Announcement Conference

E.L. Doctorow to Give Keynote at 2005 Conference

Edgar Lawrence Doctorow, the distinguished novelist, was born in New York City in 1931. He is a 1952 graduate of Kenyon College and took graduate courses in English at Columbia University. He was senior editor for New American Library from 1959-1964 and editor-in-chief at Dial Press from 1964-1969. He has taught at several major universities and currently holds the Glucksman Chair in American Letters at New York University. He was elected to the American Academy and the National Institute of Arts and Letters in 1984.
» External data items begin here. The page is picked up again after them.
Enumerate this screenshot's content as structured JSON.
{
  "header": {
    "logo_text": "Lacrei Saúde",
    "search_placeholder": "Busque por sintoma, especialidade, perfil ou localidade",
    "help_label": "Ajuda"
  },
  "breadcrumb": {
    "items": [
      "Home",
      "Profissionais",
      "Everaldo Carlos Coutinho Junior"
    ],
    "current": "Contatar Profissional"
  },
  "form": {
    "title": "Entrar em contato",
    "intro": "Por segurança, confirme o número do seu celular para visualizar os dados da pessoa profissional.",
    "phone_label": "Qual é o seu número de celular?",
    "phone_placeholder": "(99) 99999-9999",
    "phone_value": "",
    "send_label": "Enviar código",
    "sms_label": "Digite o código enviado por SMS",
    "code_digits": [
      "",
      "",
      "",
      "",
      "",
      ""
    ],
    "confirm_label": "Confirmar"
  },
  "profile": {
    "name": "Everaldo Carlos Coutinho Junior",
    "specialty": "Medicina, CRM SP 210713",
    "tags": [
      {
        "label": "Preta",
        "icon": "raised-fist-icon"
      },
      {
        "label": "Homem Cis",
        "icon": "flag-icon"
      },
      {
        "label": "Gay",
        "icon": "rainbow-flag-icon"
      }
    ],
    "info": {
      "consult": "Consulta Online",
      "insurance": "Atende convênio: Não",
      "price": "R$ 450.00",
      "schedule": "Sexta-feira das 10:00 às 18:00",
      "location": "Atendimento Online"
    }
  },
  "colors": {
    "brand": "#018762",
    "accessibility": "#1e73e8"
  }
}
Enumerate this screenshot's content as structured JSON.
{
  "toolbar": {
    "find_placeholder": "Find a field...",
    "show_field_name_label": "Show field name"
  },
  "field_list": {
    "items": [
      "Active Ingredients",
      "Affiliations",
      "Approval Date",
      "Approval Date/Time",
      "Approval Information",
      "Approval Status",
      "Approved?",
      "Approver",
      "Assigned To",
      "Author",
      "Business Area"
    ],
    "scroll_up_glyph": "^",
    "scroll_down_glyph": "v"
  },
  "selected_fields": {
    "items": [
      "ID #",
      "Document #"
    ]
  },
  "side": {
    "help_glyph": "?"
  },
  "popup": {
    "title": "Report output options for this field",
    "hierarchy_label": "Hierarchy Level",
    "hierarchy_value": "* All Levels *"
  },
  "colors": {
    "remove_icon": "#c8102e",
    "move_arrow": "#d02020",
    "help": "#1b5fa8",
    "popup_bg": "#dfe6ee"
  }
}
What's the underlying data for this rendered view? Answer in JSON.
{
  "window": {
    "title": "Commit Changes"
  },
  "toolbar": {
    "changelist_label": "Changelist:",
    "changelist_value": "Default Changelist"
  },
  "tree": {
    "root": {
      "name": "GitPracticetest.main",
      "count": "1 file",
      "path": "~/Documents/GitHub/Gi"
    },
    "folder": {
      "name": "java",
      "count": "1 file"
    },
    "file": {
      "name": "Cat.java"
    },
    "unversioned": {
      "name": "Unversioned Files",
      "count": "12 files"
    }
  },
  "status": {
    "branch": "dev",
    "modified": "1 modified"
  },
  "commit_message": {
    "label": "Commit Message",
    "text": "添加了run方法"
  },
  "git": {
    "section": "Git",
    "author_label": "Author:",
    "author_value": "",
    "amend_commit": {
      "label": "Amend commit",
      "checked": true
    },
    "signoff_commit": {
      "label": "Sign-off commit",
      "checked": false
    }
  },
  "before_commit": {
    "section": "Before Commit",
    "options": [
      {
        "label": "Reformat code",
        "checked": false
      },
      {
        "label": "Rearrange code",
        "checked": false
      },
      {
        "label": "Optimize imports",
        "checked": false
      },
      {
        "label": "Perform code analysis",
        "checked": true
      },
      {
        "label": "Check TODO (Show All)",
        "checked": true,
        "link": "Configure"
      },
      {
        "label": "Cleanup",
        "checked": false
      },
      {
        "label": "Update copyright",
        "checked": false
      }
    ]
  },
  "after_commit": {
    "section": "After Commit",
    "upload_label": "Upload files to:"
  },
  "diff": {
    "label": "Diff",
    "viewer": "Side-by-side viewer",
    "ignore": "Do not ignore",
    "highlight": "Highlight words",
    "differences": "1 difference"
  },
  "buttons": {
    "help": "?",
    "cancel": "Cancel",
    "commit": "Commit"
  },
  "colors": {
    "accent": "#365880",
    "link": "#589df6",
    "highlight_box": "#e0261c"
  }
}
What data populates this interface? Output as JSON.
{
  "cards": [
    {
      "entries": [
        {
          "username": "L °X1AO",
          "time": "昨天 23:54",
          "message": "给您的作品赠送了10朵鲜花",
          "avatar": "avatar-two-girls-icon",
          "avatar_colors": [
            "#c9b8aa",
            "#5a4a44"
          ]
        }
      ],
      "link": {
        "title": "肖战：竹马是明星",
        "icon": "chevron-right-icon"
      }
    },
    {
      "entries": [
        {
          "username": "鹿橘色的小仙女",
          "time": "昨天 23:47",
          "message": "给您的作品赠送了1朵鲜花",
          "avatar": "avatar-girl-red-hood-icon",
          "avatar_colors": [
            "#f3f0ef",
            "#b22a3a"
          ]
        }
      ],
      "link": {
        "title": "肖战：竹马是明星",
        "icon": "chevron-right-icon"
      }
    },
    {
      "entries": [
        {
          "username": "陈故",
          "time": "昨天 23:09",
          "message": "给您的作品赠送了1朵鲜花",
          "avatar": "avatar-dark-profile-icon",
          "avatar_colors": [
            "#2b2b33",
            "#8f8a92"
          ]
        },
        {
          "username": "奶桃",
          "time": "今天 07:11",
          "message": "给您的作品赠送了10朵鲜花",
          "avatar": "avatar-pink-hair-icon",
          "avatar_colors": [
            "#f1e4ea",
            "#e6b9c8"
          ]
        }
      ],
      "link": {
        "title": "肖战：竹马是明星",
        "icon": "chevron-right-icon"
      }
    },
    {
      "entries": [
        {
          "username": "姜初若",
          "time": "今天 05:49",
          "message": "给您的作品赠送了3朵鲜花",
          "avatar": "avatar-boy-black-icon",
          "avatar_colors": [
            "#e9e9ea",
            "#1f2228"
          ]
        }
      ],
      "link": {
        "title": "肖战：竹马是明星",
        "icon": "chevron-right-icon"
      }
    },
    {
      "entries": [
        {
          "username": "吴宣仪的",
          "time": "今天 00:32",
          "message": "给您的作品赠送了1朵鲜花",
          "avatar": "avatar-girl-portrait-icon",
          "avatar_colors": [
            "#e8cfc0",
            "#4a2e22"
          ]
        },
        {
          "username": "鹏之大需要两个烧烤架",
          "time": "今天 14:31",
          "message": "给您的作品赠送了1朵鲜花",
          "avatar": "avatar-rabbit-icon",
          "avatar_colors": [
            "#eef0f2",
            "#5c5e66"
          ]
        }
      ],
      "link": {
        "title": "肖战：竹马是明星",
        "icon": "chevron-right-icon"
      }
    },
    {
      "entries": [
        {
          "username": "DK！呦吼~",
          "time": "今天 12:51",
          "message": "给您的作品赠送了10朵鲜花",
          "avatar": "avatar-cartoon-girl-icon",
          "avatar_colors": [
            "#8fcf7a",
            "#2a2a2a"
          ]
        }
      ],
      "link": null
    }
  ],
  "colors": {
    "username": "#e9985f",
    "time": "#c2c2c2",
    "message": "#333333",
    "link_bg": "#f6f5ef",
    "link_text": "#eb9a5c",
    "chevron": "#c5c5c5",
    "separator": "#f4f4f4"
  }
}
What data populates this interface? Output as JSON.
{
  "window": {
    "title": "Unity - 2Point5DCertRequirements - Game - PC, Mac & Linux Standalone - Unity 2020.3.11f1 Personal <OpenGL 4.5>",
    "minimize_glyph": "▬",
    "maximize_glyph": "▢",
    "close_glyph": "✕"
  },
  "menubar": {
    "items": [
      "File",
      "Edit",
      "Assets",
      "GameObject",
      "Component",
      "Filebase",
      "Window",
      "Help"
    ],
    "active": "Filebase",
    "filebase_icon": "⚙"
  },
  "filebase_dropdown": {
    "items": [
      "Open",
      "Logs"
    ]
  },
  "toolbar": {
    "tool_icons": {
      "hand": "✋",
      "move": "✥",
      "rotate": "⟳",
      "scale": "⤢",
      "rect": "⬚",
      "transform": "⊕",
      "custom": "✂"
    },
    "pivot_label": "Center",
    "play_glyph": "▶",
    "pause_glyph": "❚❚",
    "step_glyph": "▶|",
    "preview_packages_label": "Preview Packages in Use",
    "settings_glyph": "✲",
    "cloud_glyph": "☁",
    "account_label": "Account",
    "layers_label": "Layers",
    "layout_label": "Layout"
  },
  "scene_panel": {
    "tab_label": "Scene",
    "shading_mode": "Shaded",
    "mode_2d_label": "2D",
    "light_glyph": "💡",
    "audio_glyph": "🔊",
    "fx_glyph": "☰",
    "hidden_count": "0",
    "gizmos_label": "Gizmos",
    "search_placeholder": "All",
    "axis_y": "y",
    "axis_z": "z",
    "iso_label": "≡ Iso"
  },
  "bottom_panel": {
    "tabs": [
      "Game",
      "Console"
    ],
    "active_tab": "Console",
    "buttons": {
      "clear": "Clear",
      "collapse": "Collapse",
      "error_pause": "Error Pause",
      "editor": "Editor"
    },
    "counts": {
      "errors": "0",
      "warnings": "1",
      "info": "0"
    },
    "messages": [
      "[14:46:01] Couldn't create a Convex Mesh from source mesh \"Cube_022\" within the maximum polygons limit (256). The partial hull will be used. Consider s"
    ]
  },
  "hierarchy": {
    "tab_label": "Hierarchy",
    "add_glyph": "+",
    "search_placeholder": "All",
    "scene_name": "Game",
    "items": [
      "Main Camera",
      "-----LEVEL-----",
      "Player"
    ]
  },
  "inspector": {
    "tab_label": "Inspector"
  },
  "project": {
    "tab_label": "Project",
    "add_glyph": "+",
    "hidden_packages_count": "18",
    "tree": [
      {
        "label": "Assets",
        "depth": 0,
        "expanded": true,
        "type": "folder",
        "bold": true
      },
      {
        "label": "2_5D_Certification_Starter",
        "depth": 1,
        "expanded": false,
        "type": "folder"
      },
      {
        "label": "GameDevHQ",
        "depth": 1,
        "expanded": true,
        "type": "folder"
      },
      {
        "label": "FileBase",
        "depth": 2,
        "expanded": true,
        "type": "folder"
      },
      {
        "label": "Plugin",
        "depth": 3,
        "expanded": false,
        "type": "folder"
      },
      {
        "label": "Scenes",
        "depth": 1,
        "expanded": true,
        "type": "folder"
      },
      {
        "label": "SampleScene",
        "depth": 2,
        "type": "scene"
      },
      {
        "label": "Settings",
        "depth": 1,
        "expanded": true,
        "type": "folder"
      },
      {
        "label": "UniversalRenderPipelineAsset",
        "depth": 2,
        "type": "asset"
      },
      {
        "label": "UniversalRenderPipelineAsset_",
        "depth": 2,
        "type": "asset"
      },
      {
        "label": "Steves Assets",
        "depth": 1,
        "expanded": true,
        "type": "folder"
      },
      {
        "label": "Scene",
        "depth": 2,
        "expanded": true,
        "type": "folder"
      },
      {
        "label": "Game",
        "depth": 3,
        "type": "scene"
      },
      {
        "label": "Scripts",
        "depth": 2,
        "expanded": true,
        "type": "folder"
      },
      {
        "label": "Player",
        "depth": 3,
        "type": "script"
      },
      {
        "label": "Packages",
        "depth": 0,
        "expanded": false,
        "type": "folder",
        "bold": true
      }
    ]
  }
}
He is the author of seven novels, including The Book of Daniel (1971), which was nominated for a National Book award; Ragtime (1975), which won the First National Book Critics Circle Award for Fiction as well as the Arts and Letters Award from the National Institute of Arts and Letters; and World’s Fair (1986) which won the National Book Award. He is also the author of a collection of short fiction, Lives of the Poets (1984) and a play, Drinks Before Dinner (1979). Doctorow’s latest novel, The March, was published by Random House on 20 September 2005. Based on extensive research on General Sherman’s March through Georgia and the Carolinas, the novel presents a rich cavalcade of characters from the North and the South, including the moody general himself.
Doctorow’s work is both lively and erudite and quite varied in form and prose style. He often uses actual historical figures such as Houdini, Emma Goldman, Teddy Roosevelt and Dutch Schultz. He is one of the most important living American novelists.